In the real-world setting, belantamab mafodotin demonstrates comparable responses and toxicities in patients with multiple myeloma (MM) to those seen in clinical trials, according to a study presented at the 2021 ASH Annual Meeting.

In a recent phase 2 study (Lonial et al, Lancet Oncology 2020), single-agent belantamab mafodotin showed antimyeloma activity with manageable safety in patients with relapsed/refractory MM.

“Patients enrolled on clinical trials, however, often do not reflect a real-world population due to eligibility criteria that limit comorbidities and include wash-out periods not typical of clinical practice,” wrote Malin Hultcrantz, MD, PhD, Myeloma Service, Department of Medicine, Memorial Sloan Kettering Cancer Center, New York, and colleagues.

This study aimed to assess response rates, dose modifications, and frequency of ocular adverse events among patients treated with belantamab mafodotin in the real-world setting.

A total of 42 patients treated with commercial belantamab mafodotin at Memorial Sloan Kettering Cancer Center between October 2020 and July 2021 were included in the study. Of these patients, 23 (55%) were women and the median age was 67 years.

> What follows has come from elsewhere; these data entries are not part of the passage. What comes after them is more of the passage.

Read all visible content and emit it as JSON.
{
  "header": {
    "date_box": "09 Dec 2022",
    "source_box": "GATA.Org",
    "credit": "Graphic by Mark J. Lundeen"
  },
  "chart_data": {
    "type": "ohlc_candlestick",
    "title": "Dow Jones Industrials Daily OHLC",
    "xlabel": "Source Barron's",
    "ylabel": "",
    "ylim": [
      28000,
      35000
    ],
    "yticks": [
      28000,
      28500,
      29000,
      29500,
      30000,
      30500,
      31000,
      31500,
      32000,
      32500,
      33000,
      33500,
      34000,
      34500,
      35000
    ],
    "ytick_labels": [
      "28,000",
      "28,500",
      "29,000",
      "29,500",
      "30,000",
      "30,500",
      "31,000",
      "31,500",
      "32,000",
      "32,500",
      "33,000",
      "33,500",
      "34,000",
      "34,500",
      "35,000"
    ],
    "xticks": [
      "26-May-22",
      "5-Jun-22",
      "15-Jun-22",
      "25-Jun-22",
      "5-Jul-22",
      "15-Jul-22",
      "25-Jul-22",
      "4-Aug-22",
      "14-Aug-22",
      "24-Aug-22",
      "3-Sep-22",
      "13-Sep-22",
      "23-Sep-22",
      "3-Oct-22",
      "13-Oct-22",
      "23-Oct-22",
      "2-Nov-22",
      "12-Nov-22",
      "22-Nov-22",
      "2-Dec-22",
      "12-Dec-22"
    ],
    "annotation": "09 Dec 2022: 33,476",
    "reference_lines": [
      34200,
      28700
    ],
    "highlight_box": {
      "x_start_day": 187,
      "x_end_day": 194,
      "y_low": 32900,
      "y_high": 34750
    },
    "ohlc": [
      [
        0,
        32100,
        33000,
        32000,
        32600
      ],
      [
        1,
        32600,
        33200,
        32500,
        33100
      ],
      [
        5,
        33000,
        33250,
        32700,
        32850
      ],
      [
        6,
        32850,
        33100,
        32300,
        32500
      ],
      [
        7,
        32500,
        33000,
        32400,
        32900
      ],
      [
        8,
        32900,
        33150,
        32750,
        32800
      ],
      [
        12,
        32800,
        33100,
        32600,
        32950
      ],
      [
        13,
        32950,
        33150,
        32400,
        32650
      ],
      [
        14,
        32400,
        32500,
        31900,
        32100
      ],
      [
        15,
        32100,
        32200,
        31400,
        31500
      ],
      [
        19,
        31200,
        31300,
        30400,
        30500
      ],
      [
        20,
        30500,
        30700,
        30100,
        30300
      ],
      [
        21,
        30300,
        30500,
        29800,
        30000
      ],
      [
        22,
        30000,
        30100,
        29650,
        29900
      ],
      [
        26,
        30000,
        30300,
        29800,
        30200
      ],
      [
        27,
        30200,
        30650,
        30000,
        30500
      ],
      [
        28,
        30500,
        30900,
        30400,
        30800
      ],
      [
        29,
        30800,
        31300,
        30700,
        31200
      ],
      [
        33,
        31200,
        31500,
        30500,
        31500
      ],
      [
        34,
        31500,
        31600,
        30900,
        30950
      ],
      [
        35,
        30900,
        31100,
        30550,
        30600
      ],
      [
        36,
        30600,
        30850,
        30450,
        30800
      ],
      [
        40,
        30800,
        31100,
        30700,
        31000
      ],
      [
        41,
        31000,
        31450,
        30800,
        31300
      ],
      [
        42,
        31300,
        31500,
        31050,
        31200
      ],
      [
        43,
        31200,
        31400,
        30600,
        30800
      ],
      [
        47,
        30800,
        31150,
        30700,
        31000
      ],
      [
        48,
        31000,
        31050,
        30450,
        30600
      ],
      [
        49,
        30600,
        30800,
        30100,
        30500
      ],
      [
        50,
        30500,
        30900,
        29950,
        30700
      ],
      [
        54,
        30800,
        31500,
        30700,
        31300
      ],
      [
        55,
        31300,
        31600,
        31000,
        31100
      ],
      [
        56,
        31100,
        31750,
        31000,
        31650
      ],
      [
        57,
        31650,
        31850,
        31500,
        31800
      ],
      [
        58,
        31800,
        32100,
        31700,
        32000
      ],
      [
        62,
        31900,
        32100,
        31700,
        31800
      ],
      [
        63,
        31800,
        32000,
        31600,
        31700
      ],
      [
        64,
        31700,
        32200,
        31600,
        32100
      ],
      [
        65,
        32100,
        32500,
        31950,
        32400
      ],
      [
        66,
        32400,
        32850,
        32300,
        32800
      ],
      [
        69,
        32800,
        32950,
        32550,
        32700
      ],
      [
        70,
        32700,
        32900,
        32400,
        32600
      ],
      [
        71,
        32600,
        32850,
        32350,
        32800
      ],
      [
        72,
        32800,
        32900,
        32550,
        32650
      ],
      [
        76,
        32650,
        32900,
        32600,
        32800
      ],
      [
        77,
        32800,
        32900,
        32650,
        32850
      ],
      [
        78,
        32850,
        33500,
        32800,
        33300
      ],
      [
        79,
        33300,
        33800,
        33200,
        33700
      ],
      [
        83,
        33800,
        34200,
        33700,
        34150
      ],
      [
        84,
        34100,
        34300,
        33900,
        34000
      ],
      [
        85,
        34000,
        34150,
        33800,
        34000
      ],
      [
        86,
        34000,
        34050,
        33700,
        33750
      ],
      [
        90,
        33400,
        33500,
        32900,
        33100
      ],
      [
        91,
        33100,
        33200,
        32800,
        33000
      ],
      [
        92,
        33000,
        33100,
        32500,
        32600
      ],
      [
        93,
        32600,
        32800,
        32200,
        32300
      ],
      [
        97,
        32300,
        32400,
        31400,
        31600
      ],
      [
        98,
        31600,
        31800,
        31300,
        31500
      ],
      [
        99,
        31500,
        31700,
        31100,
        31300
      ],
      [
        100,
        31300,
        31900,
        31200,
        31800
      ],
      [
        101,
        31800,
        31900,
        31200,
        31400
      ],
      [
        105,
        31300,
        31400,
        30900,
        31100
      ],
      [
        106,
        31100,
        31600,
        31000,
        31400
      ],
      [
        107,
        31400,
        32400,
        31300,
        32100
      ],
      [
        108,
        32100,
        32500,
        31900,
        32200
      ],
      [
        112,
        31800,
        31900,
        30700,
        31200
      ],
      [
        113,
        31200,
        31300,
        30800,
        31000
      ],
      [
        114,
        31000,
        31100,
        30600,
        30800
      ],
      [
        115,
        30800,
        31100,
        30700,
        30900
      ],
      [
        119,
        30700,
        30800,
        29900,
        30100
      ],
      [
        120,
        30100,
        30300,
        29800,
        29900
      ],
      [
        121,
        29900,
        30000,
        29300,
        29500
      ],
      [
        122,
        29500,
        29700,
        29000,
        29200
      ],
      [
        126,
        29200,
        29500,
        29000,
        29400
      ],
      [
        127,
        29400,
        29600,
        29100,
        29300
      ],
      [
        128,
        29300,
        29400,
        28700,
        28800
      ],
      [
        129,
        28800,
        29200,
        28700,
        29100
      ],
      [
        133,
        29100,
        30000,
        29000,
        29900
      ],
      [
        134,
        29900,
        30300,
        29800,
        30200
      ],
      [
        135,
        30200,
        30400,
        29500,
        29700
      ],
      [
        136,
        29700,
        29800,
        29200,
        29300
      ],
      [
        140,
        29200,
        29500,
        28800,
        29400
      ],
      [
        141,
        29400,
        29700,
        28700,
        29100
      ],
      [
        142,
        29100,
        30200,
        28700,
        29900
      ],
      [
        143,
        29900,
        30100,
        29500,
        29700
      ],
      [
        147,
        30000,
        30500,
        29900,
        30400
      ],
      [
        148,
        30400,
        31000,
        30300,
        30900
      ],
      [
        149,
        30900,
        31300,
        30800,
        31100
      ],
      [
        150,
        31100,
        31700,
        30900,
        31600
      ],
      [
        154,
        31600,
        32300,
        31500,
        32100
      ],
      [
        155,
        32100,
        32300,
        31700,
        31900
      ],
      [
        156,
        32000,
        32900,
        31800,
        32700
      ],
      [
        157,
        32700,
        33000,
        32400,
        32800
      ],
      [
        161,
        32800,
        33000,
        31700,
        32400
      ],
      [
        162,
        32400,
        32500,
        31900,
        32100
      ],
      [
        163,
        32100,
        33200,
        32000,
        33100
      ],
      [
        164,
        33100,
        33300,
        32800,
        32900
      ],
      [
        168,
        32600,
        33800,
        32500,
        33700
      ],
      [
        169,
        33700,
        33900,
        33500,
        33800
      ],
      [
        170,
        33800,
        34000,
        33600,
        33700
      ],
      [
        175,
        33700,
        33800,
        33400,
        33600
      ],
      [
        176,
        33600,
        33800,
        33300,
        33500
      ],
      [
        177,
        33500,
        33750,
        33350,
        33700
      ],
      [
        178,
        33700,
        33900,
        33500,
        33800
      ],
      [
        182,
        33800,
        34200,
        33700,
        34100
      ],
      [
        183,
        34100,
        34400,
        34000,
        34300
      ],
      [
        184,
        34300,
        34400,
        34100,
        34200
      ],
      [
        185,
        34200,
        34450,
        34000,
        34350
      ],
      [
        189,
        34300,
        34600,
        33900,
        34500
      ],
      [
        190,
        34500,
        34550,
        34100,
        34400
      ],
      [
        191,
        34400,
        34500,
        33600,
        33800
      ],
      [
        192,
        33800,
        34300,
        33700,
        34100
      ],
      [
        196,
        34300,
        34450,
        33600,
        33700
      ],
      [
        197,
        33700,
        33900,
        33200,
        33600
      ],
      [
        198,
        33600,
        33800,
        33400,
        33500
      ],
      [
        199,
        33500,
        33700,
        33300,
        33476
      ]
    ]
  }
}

There were 12 patients that had been included in the Expanded Access Program with belantamab mafodotin prior to transitioning to commercial belantamab mafodotin. High-risk cytogenetics were reported for 30 (71%) patients and included gain 1q, t(4;14), t(14;16), t(14;20), complex karyotype, and MYC-translocations.

Patients received a median of 7 prior lines of therapy. All patients had received an immunomodulatory agent, a proteasome inhibitor, and an anti-CD38 antibody. In addition, 11 patients had received a BCMA-targeted agent in clinical trials, including bi-specific antibodies and CAR T-cells. There was 1 patient who received prior therapy with belantamab mafodotin in a clinical trial.

Patients received a median of 3 cycles of belantamab mafodotin as a single agent (n = 40, 95%) or in combination with other standard myeloma treatments (n = 2).

Among all patients, the overall response rate (ORR) was 43% (n = 18); 7 patients achieved a partial response; 5 patients achieved a very good partial response, 4 patients achieved a complete response (CR) and 1 patient achieved a stringent CR.

Of the 18 patients in the ORR cohort, the median duration of response was 11 months. There were 3 patients who achieved a minimal response, 6 patients had stable disease, and 1 patient was not evaluable for response assessment.

After a median follow-up of 7.5 months, 14 patients had progressive disease and 10 patients had died. At the time of data cutoff, 16 patients continued treatment with belantamab mafodotin.

Any grade ocular toxicity on ophthalmology exam was reported in 27 (64%) patients. Using the Keratopathy and Visual Acuity scale, 12 patients had grade 1 keratopathy, 7 had grade 2, and 8 had grade 3. Corneal microcysts were present in 14 patients. In addition, 18 patients experienced a decline in best corrected visual acuity: 10 patients with grade 1, 5 with grade 2, and 3 with grade 3 decline.

Dose reductions were reported in 17 patients, 16 due to ocular toxicity and 1 due to baseline cytopenia. In addition, ≥1 dose were delayed in 9 patients due to keratopathy, thought 8 patients were able to continue therapy with maintained response on a lower dose.

“These data demonstrate encouraging results for belantamab mafodotin treatment in the real-world setting with responses and toxicities comparable to clinical trial subjects,” concluded Dr Hultcrantz and colleagues.

Hultcrantz M, Orozco J, Peterson TJ,  et al. Belantamab Mafodotin in Patients with Relapsed/Refractory Multiple Myeloma, a Real-World Experience. Presented at the: 2021 Ash Annual Meeting; December 11-14, 2021; Atlanta, GA and virtual. Abstract 1644.